La portion du sentier le long de la rivière fût bien agréable: en pente douce, elle nous a aussi permis de se rafraîchir les pieds. Mais la rigolade est maintenant terminée, puisqu’il nous faut grimper à 950m d’altitude pour atteindre bord Bazar, soit environ notre altitude de départ: chouette étape en V. La montée est assez pénible, car nous montons sous un soleil de plomb un sentier très raide. En récompense par contre, le décor est grandiose, et l’on ne se prive pas de faire de courtes pauses pour admirer la vue, se reposer un peu et boire quelques gorgées d’eau. Après environ 2h de montée (alors que le guide en annonçait 40 min de plus, allez savoir!), nous arrivons au sommet. Une courte descente en pente douce nous conduit à Aurère, le premier véritable Îlet coupé du monde que nous traversons. Le village est équipé d’un terrain de bivouac avec une vue magnifique, et nous sommes tout content de nous y poser, avant d’arpenter l’ avenue principale d’Aurère (en fait le sentier GR!) à la recherche de l’épicerie (ou boutique, comme on dit par ici) pour compléter notre stock de nourriture.

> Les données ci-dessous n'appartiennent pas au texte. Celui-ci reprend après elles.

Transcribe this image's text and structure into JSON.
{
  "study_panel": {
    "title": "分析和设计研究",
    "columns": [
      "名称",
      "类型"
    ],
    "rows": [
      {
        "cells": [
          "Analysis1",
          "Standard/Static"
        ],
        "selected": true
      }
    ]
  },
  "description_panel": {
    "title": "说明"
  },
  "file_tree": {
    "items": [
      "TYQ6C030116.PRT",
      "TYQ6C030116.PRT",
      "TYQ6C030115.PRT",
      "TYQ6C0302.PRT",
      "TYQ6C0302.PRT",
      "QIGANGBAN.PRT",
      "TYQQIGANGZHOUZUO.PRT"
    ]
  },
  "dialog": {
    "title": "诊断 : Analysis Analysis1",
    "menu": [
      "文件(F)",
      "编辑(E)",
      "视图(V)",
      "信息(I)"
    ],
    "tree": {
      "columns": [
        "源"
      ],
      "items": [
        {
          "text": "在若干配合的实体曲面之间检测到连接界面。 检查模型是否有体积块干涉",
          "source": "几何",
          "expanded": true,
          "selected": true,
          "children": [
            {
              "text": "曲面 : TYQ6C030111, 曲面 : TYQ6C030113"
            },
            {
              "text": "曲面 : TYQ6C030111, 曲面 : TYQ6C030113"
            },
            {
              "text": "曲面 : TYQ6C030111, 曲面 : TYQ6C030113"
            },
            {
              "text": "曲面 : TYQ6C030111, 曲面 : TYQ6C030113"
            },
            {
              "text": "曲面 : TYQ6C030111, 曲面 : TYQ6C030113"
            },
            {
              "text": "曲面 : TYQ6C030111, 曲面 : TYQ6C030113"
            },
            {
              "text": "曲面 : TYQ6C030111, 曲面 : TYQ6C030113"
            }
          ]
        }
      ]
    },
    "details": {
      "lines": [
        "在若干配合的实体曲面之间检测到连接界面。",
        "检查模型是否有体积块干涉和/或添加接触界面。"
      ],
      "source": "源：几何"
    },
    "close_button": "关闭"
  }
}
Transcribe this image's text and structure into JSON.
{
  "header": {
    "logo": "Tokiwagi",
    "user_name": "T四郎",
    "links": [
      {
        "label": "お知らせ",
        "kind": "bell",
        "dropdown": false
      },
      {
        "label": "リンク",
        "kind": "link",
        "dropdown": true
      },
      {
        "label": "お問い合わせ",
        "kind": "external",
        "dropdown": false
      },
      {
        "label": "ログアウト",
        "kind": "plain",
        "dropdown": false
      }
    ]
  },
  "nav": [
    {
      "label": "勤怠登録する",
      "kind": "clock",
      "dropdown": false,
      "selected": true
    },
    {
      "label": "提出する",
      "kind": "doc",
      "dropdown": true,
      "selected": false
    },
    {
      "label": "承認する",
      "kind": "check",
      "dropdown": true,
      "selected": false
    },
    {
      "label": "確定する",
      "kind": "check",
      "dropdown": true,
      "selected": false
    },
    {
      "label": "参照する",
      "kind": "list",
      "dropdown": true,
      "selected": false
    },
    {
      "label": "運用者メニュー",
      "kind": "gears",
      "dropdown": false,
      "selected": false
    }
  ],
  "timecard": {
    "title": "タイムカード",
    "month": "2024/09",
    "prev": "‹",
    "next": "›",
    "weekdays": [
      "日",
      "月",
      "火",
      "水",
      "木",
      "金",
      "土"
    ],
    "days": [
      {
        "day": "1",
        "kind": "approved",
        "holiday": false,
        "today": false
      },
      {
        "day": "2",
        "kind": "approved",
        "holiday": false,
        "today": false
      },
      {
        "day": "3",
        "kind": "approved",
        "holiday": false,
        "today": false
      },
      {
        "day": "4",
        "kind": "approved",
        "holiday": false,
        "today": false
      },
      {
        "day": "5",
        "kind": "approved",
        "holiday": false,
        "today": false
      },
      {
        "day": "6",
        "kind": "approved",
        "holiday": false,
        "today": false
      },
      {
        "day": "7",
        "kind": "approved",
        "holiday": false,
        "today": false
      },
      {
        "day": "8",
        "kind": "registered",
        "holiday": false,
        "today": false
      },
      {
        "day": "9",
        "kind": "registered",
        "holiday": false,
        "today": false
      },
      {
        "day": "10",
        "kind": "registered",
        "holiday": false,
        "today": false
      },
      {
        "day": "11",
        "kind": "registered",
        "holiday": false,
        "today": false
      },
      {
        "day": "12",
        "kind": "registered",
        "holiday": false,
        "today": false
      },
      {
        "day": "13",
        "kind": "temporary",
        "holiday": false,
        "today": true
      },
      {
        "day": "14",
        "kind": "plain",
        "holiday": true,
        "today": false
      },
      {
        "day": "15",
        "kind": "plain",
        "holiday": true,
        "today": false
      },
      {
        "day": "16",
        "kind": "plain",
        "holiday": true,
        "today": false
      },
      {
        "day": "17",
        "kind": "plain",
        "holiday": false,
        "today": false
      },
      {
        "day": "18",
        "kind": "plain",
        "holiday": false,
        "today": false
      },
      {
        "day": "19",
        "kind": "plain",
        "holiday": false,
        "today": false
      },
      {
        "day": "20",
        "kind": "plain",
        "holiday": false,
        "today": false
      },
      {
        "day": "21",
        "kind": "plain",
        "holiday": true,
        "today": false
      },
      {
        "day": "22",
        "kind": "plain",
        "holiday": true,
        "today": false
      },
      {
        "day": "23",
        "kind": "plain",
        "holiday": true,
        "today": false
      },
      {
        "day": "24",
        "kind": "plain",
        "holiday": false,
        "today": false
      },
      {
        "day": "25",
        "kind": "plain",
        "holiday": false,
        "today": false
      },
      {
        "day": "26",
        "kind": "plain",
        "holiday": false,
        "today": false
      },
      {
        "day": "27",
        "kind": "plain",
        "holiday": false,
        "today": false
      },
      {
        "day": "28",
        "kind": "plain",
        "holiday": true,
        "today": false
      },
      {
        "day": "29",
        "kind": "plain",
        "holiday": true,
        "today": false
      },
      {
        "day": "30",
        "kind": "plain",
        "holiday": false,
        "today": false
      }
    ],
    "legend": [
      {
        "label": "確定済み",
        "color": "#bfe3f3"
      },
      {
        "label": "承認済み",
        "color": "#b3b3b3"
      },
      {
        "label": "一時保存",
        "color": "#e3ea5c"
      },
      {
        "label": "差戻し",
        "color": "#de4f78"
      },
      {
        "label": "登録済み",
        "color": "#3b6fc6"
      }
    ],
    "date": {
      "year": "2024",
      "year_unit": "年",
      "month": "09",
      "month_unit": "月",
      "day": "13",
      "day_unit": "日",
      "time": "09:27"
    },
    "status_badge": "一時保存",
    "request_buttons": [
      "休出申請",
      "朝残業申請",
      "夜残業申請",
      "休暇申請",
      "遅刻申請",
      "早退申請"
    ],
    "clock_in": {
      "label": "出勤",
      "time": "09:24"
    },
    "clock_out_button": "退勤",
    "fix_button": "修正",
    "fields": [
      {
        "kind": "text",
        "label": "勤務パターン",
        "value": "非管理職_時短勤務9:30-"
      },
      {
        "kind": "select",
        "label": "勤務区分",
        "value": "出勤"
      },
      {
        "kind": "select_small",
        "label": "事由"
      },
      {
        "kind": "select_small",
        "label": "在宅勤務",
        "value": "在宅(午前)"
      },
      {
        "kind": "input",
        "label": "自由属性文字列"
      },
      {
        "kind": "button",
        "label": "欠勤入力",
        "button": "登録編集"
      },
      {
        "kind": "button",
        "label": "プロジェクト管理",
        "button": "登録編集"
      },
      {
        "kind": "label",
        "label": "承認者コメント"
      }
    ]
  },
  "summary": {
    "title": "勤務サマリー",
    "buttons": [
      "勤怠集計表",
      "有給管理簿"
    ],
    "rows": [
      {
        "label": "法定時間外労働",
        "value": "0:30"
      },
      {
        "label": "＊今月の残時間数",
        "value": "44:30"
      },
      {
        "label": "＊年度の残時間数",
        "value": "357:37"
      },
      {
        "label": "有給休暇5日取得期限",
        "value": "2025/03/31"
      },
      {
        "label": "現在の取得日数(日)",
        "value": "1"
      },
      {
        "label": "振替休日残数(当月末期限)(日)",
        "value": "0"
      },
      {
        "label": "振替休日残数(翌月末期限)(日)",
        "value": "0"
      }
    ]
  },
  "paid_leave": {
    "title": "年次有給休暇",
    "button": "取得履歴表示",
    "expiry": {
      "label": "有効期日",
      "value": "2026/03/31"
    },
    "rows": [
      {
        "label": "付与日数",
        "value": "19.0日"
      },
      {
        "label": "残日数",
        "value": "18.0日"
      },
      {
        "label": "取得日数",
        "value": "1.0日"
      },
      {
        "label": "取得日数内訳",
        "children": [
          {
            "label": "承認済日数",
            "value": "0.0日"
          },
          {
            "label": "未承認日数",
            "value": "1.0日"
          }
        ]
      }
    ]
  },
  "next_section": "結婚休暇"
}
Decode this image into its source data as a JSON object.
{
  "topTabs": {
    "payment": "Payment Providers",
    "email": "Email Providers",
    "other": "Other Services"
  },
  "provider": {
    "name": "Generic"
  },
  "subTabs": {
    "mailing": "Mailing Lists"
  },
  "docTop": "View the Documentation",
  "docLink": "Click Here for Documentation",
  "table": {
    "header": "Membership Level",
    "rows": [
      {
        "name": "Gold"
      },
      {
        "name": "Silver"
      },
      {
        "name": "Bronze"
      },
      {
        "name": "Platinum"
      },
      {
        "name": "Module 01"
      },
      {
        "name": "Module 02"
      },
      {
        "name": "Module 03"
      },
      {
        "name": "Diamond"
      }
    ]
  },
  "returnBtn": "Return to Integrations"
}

(*) Note à postériori: En effet, on s’apercevra lors des étapes suivantes, que ce guide fait preuve d’une précision toute relative, faisant horreur à tout bon microtechnicien helvétique. On voulait même le brûler une fois la randonnée finie, mais j’en avais besoin pour écrire le journal de bord, alors en ce moment, il est sur mon bureau. Mais je ne donne pas cher de sa vie…

Montagnes Russes

Cette journée est partagée en 2 temps: Nous nous levons au lever du soleil (6h30), et après un rapide café, nous laissons les affaires et la tente sur place et nous commençons notre ascension de 430 m vers la Roche Écrite, l’un des plus beaux points de vue de l’île. La progression, en absence de sacs est un jeu d’enfant; enfin presque puisque le sentier est quand même un peu glissant. Nous progressons sur de la roche dans un paysage de savane. Le ciel est globalement bleu, mais des nuages débordent des sommets, laissant craindre un panorama bouché en haut, crainte qui se confirme au 3/4 de la montée, lorsque nous pénétrons dans la brume. De la brume surgit justement un spectre blanc — en fait une randonneuse dans une cape du plus bel effet– bientôt suivie de son mari habillé en spectre brun. Il s’agit d’un couple que nous avions croisé le soir précédent dans la salle à manger glauque du gîte, et qui avait l’ intention d’assister au lever du soleil depuis le sommet. Ont-ils eu la chance de bénéficier d’une vue dégagée?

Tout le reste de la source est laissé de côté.